Kids Love to Cook by Toni Richardson
Mixed Bean Salad
This traditional salad is a ‘make it now, eat it later’ recipe. Made the day before, it adds variety to your menu.
You will need:
1 can green beans (14 ounces or 2 cups)
1 can wax beans (14 ounces or 2 cups)
1 can red kidney beans (14 ounces or 2 cups)
½ cup chopped green bell pepper
3 green onions
¾ cup sugar
2/3 cup cider vinegar
1/3 cup salad oil
1 teaspoon salt
1/2 teaspoon pepper
Read all the directions and wash your hands well.
1. Drain all the cans of beans well.
2. Combine the beans in a medium size bowl.
3. With your scissors cut strips of green bell pepper and then cut across the strips to create chopped bell peppers.
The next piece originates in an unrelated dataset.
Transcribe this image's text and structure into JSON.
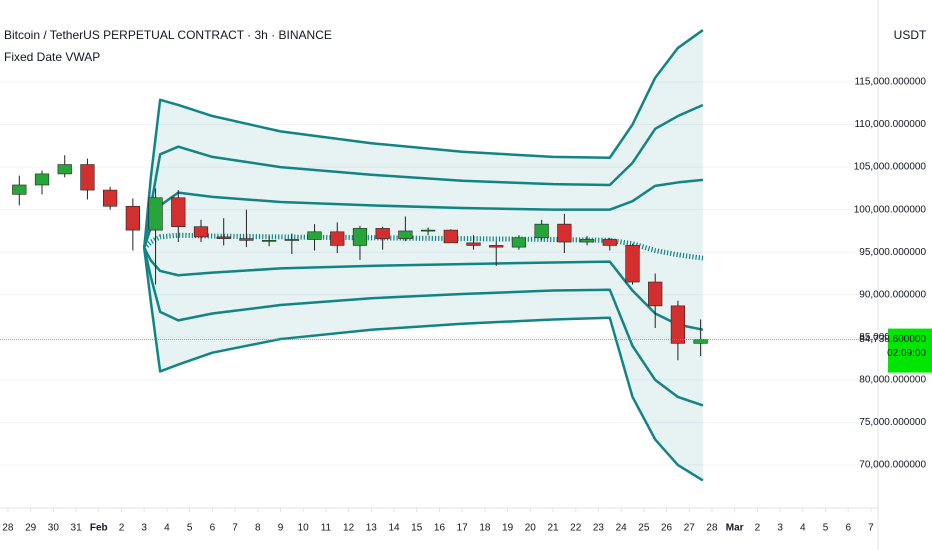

Add to beans.
4. Cut off the root end of each green onion with your scissors and then cut across the onion every ¼ inch to make chopped green onions. Include the green tops. Add to beans
5. In a jar with a lid combine the sugar, vinegar, salad oil, salt and pepper. Shake until well mixed.
6. Pour dressing over beans and gently mix.
7. Cover and refrigerate for 24 hours.
8. Before serving pour off any excess liquid.